What's in it for Pickens? He is investing $10 billion to build the world's largest wind farm in the Texas panhandle. Through another venture, Clean Energy Fuels Corp., he is the country's largest private owner of natural-gas fueling stations. If demand for these sources soars, as his plan envisions, he is positioned to win big. Pickens, who claims he's worth $4 billion (Fortune says $3 billion), scoffs at the notion that he's driven by profit. "I don't need to make any more money," he says, laughing. In fact, Pickens says he doesn't even plan to erect turbines on his own 120,000-acre ranch in the panhandle, because he thinks they are "ugly." Converts to Pickens's cause don't mind if he cashes in. "I want him to make more money in wind than he did in oil," says the Sierra Club's Pope. "It has a huge impact on the conversation."
Having a huge impact is a recurring theme in Pickens's life. As a paperboy in tiny Holdenville, Okla., a plucky young Boone persuaded his boss to let him invade the routes of other boys by selling more papers. "It was my first experience in the takeover field: expansion by acquisition," he writes in his forthcoming memoir, "The First Billion Is the Hardest," to be published early next month. In it, T. (for Thomas) Boone traces his rise from boy capitalist, trained by his father, an oil-company land man, his rectitudinous mother and his stern grandmother Nellie (who once talked him into a bad lawn-mowing deal in order to teach him a lesson). Despite his success, the striving paperboy remains at his core. Over the past several years, Pickens donated $165 million to the athletics department at Oklahoma State University, his alma mater, in large part because he was tired of seeing his beloved Cowboys lose. During halftime at a game at Boone Pickens stadium, OSU athletic director Mike Holder was stunned to find the benefactor cleaning up the restroom. "People had splashed water all over the counters, thrown paper towels on the floor and Boone Pickens couldn't stand to see his investment in disarray. So without a word, he started picking up the paper towels and wiping down the counters himself," Holder told NEWSWEEK. "I think the rest of us were so embarrassed, we started to clean up quietly around him."

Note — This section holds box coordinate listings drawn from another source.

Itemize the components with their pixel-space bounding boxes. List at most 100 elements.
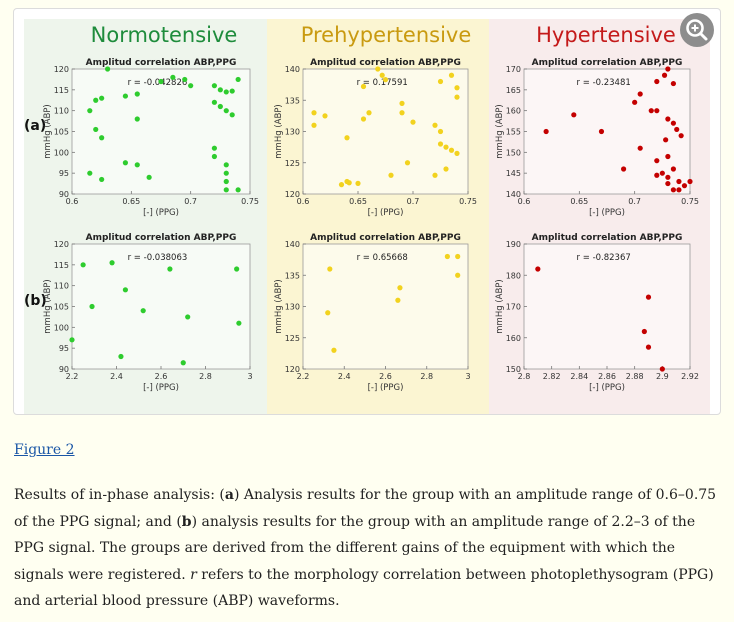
- data-point: [211, 83, 217, 89]
- data-point: [338, 182, 345, 188]
- y-tick-label: 180: [506, 271, 521, 280]
- correlation-label: r = 0.17591: [357, 78, 408, 88]
- y-axis-label: mmHg (ABP): [495, 104, 505, 158]
- column-title-hypertensive: Hypertensive: [536, 23, 676, 47]
- data-point: [535, 266, 541, 272]
- correlation-label: r = -0.042826: [128, 78, 188, 88]
- caption-label-a: a: [224, 487, 234, 503]
- data-point: [360, 116, 367, 122]
- plot-title: Amplitud correlation ABP,PPG: [310, 233, 461, 243]
- plot-title: Amplitud correlation ABP,PPG: [310, 58, 461, 68]
- y-tick-label: 140: [285, 240, 300, 249]
- data-point: [223, 178, 229, 185]
- y-tick-label: 135: [285, 271, 300, 280]
- data-point: [87, 108, 93, 114]
- zoom-icon[interactable]: [680, 13, 714, 47]
- y-tick-label: 100: [54, 148, 69, 157]
- data-point: [410, 119, 416, 125]
- y-axis-label: mmHg (ABP): [495, 279, 505, 333]
- data-point: [185, 314, 191, 320]
- data-point: [118, 353, 124, 360]
- y-tick-label: 155: [506, 128, 521, 137]
- data-point: [235, 187, 241, 193]
- y-axis-label: mmHg (ABP): [43, 279, 53, 333]
- data-point: [109, 260, 115, 266]
- data-point: [211, 99, 217, 105]
- data-point: [437, 141, 444, 147]
- y-tick-label: 115: [54, 261, 69, 270]
- data-point: [665, 180, 671, 187]
- x-tick-label: 0.75: [681, 197, 699, 206]
- data-point: [69, 337, 75, 343]
- scatter-hypertensive-a: 140 145 150 155 160 165 170 0.6 0.65 0.7 0.75 Ampli…: [495, 58, 699, 218]
- plot-title: Amplitud correlation ABP,PPG: [532, 233, 683, 243]
- data-point: [188, 83, 194, 89]
- data-point: [670, 120, 676, 126]
- x-tick-label: 2.4: [110, 372, 123, 381]
- data-point: [676, 187, 682, 193]
- data-point: [621, 166, 627, 172]
- x-tick-label: 3: [465, 372, 470, 381]
- data-point: [93, 97, 99, 103]
- data-point: [454, 150, 460, 156]
- data-point: [379, 72, 385, 78]
- data-point: [455, 272, 461, 278]
- data-point: [87, 170, 93, 176]
- data-point: [404, 160, 411, 166]
- y-tick-label: 95: [59, 344, 69, 353]
- x-tick-label: 2.86: [598, 372, 616, 381]
- data-point: [223, 170, 229, 176]
- row-label-b: (b): [24, 293, 47, 309]
- y-tick-label: 125: [285, 159, 300, 168]
- data-point: [448, 147, 455, 153]
- x-tick-label: 0.65: [122, 197, 140, 206]
- data-point: [632, 99, 638, 105]
- data-point: [448, 72, 455, 78]
- y-tick-label: 100: [54, 323, 69, 332]
- data-point: [182, 76, 188, 83]
- y-tick-label: 130: [285, 303, 300, 312]
- x-axis-label: [-] (PPG): [143, 208, 179, 218]
- y-tick-label: 160: [506, 334, 521, 343]
- y-tick-label: 115: [54, 86, 69, 95]
- x-tick-label: 0.7: [407, 197, 420, 206]
- x-tick-label: 0.6: [297, 197, 310, 206]
- scatter-hypertensive-b: 150 160 170 180 190 2.8 2.82 2.84 2.86 2.88 2.9 2.9…: [495, 233, 699, 393]
- data-point: [355, 180, 361, 186]
- correlation-label: r = -0.038063: [128, 253, 188, 263]
- y-axis-label: mmHg (ABP): [274, 104, 284, 158]
- data-point: [454, 85, 460, 91]
- data-point: [654, 78, 660, 85]
- y-tick-label: 190: [506, 240, 521, 249]
- data-point: [366, 110, 372, 116]
- y-tick-label: 160: [506, 107, 521, 116]
- data-point: [311, 110, 317, 116]
- data-point: [432, 122, 438, 128]
- column-title-prehypertensive: Prehypertensive: [300, 23, 472, 47]
- data-point: [382, 77, 389, 83]
- x-axis-label: [-] (PPG): [368, 383, 404, 393]
- data-point: [399, 100, 405, 106]
- x-axis-label: [-] (PPG): [368, 208, 404, 218]
- plot-title: Amplitud correlation ABP,PPG: [86, 58, 237, 68]
- data-point: [235, 76, 241, 83]
- y-tick-label: 110: [54, 282, 69, 291]
- y-tick-label: 150: [506, 148, 521, 157]
- data-point: [437, 128, 444, 135]
- y-tick-label: 140: [285, 65, 300, 74]
- figure-link[interactable]: Figure 2: [14, 442, 75, 458]
- data-point: [122, 160, 128, 166]
- data-point: [637, 145, 643, 151]
- y-tick-label: 145: [506, 169, 521, 178]
- y-tick-label: 105: [54, 303, 69, 312]
- x-tick-label: 2.9: [656, 372, 669, 381]
- data-point: [89, 303, 95, 310]
- figure-image: Normotensive Prehypertensive Hypertensiv…: [13, 8, 721, 415]
- x-axis-label: [-] (PPG): [143, 383, 179, 393]
- plot-area: [71, 243, 251, 370]
- data-point: [217, 87, 223, 93]
- y-tick-label: 165: [506, 86, 521, 95]
- data-point: [223, 108, 229, 114]
- data-point: [375, 66, 381, 72]
- data-point: [670, 187, 676, 193]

As the millions turned into billions, Pickens also confronted failure and loss, all in one annus horribilis in 1996. He got a divorce, lost his best friends in a car crash, and received a taste of his own medicine when he was forced out as CEO of Mesa Petroleum, the oil company he built into one of the world's largest independents. That year, he fell into clinical depression: "My dauber was down, as the saying goes." The ruthless raider writes about the heartache of having to share custody of his beloved Papillon spaniel with his ex-wife. "When I first went to pick him up, old Winston started growling at me in the front seat," he writes. "I decided it wasn't fair to Winston … so for his benefit, I just stopped." (Pickens, who today cuts a jaunty, vigorous figure, remarried in 2005—and has a new Papillon.)